Overall production seems to be flat quarter over quarter, but profits are trending higher which seems to most directly tied with higher pricing. In the Q3 report I don’t see too much mention of these other energy initiatives that are laid out in the strategic leadership goals (so I’m wondering if that is mostly to save face :)).
The company did give us a dedicated section for FY 21 guidance that we can use as a proxy for some of our DCF assumptions.
First they gave was a production guidance for FY 2021 which we can use as a base for our DCF assumption. But honestly, I am not exactly sure how to calculate the expected revenue using these numbers so I’ll have to go ahead with something like fin box as a revenue estimate for FY 21.
Let’s go ahead and plug this and use similar margins to current quarter as a base, but we can tweak the Capex to land somewhere in the middle of the projected range.
With all the above I come up with a projected fair value of $39.41 (remember this is the Canadian stock for current value not the US version at the beginning of this post since I didn’t want to have to convert Canadian dollars to US).
Please see attached model for assumptions. This used a blend of P/S ratio and DCF calculations.
The stock is having a nice breakout and has passed the 52 week high back in June. That is usually bullish and may continue higher due to breaking that resistance.
Risks & Ops
If you couldn’t tell from my tone from above, the biggest risk to this company is pricing of oil. If that falls, this stock will struggle. At the same time if oil continues to climb it will benefit the stock even more so than targeted. So if you are bullish on SU you need to be bullish on oil over the next year at least.

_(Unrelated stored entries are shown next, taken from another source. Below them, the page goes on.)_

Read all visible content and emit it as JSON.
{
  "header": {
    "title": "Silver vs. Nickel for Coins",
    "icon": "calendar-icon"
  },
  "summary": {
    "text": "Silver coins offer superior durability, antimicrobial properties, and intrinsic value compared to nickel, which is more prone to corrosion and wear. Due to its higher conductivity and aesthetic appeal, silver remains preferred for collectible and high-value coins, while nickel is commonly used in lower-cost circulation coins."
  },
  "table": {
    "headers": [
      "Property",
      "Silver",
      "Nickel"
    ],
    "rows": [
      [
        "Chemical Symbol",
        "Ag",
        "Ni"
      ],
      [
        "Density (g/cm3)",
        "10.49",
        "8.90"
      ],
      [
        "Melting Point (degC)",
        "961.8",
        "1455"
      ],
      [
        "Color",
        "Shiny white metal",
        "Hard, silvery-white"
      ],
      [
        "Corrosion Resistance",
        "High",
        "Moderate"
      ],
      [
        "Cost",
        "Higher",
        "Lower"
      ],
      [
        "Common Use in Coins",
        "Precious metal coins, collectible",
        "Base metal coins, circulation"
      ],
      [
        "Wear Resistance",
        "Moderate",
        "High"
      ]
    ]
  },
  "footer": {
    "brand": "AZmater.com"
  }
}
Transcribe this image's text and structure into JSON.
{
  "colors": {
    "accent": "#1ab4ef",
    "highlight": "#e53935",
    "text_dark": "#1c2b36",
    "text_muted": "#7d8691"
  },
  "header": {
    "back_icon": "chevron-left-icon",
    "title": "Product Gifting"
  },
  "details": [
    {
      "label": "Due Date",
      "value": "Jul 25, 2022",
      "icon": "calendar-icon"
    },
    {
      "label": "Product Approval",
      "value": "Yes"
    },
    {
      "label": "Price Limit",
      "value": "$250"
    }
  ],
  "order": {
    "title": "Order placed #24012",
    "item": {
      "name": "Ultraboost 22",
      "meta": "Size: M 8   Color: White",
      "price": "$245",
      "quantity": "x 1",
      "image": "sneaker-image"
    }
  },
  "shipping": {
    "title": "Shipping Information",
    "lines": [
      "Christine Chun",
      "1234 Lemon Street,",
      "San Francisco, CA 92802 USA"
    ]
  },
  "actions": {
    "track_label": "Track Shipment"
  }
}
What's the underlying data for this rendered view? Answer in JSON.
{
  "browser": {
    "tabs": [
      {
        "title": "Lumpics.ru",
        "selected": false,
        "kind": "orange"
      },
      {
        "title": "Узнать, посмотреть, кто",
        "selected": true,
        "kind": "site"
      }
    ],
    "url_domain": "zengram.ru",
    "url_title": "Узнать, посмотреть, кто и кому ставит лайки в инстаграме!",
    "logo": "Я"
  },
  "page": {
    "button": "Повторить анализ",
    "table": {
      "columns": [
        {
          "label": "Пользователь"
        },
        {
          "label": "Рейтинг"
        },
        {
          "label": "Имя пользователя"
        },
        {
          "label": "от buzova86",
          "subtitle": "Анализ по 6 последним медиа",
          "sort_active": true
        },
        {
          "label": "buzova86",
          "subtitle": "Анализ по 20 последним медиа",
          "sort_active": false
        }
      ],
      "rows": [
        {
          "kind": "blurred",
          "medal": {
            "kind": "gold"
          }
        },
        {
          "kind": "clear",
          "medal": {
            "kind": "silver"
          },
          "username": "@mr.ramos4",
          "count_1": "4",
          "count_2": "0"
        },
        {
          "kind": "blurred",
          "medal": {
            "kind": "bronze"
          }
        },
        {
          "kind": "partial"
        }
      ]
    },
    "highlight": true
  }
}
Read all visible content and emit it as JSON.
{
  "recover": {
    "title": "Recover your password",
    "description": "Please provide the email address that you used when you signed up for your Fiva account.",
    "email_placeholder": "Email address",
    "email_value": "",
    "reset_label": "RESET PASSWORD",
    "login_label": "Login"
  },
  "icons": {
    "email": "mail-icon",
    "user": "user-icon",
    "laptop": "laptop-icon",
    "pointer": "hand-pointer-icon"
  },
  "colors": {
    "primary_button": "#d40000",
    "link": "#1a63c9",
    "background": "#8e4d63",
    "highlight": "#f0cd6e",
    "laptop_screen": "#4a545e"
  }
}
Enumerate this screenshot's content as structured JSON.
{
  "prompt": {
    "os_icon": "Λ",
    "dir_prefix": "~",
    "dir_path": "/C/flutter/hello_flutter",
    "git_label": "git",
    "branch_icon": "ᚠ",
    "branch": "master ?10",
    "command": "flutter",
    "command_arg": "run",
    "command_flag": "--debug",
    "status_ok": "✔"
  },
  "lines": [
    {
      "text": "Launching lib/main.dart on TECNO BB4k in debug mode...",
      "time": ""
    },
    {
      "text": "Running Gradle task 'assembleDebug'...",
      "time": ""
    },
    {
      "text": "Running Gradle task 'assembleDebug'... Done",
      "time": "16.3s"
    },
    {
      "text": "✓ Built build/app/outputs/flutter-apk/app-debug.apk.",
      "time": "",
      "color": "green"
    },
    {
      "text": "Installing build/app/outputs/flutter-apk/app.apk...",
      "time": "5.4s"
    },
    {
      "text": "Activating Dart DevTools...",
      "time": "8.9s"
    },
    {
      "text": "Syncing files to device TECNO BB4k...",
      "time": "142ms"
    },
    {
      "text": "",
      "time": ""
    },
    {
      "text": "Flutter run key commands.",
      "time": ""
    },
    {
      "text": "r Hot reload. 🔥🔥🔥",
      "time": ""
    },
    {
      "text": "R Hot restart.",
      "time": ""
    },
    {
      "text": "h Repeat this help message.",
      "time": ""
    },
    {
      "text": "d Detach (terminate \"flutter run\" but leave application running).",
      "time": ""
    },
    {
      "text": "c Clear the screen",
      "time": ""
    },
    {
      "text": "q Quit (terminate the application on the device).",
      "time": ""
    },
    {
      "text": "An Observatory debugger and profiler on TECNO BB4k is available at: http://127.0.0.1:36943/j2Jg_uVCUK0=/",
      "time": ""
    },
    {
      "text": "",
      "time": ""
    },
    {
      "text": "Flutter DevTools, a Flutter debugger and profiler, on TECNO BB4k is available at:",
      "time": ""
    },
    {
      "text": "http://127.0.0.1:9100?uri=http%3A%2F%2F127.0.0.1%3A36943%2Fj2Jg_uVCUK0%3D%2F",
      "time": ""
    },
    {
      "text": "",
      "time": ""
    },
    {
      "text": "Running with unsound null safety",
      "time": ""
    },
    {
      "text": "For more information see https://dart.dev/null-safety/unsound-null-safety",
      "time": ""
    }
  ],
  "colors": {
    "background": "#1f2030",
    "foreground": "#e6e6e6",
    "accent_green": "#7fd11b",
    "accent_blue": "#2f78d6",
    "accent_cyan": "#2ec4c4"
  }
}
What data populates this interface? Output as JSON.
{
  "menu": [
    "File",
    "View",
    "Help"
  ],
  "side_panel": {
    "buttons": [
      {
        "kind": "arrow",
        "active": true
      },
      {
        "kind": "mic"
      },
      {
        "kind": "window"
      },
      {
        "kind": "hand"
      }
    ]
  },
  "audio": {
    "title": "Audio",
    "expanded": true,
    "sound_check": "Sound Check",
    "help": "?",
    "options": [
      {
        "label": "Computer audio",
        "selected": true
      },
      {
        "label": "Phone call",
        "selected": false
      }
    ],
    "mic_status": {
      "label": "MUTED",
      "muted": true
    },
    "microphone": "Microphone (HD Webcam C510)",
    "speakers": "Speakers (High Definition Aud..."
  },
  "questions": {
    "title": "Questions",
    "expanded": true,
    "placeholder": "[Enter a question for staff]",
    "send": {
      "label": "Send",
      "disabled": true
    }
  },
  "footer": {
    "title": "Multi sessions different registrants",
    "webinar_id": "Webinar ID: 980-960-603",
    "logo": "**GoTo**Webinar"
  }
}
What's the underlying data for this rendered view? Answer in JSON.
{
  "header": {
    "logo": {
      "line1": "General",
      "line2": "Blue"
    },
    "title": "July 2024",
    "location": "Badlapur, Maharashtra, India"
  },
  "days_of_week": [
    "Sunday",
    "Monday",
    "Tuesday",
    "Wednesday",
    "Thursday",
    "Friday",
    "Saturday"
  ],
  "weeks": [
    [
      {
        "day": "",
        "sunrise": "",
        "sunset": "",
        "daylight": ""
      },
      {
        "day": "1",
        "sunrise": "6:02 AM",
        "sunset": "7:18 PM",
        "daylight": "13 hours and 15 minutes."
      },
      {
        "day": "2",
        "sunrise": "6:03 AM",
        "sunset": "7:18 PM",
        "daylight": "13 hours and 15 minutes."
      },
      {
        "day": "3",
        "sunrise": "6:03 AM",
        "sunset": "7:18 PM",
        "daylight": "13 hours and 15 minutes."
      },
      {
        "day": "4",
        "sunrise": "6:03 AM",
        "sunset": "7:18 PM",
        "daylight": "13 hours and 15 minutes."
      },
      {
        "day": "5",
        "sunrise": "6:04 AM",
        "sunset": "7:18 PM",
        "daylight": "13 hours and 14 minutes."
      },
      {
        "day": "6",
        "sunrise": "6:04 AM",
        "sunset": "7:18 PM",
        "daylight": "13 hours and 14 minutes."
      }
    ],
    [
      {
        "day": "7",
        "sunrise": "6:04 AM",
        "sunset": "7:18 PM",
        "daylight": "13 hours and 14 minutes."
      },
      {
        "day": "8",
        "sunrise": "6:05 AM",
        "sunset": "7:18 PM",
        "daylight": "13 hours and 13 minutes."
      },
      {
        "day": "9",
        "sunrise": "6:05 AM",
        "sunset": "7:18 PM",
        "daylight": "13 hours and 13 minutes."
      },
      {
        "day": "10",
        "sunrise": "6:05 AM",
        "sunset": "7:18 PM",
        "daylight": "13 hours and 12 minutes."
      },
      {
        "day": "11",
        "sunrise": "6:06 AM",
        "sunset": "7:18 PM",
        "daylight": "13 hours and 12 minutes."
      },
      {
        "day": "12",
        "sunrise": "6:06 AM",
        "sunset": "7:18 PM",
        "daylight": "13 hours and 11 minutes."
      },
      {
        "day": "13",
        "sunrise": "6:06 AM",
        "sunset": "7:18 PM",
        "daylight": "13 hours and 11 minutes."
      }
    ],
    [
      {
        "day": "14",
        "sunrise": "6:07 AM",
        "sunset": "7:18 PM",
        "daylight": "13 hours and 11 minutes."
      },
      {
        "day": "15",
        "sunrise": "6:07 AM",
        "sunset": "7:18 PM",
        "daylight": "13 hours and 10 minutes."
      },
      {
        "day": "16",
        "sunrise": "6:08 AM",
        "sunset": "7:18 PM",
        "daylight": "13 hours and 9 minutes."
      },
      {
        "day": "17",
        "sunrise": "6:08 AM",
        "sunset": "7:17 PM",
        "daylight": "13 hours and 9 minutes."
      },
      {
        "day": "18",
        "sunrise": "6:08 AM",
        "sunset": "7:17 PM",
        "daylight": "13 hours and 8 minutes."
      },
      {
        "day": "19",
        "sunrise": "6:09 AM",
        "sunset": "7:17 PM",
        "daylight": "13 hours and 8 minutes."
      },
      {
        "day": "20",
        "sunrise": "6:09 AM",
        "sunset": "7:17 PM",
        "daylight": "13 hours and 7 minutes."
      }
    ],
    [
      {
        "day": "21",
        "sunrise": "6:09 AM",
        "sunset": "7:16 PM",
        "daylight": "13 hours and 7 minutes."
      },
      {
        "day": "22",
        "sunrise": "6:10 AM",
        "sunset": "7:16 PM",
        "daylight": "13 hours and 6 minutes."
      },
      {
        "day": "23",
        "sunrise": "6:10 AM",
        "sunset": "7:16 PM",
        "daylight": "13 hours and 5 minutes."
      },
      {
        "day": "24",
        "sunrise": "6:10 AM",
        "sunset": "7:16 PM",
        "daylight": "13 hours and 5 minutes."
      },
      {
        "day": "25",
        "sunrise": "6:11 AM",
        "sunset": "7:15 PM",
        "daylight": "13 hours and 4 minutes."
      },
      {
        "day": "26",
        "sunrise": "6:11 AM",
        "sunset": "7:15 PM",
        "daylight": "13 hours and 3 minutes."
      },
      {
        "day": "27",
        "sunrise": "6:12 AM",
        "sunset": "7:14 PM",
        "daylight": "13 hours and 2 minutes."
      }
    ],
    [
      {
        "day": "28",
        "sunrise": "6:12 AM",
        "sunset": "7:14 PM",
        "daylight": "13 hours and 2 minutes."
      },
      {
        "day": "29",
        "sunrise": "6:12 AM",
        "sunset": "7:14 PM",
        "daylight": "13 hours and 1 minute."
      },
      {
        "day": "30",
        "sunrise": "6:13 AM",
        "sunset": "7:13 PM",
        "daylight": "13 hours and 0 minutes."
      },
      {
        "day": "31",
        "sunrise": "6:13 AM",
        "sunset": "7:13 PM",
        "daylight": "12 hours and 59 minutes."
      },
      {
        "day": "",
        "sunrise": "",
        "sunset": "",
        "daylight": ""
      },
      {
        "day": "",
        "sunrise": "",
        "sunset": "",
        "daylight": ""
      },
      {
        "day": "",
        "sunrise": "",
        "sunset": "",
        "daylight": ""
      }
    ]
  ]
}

Opportunities would be to divest from oil and build out the other streams of business around renewables and other sources of energy. I just don’t see it in the numbers right now.
I think the stock is undervalued from a fair value stand point based on the analysis and that the market is still hesitant to give these cash flowing businesses a higher multiple.
I am not buying this stock personally, I have my exposure to oil through VDE.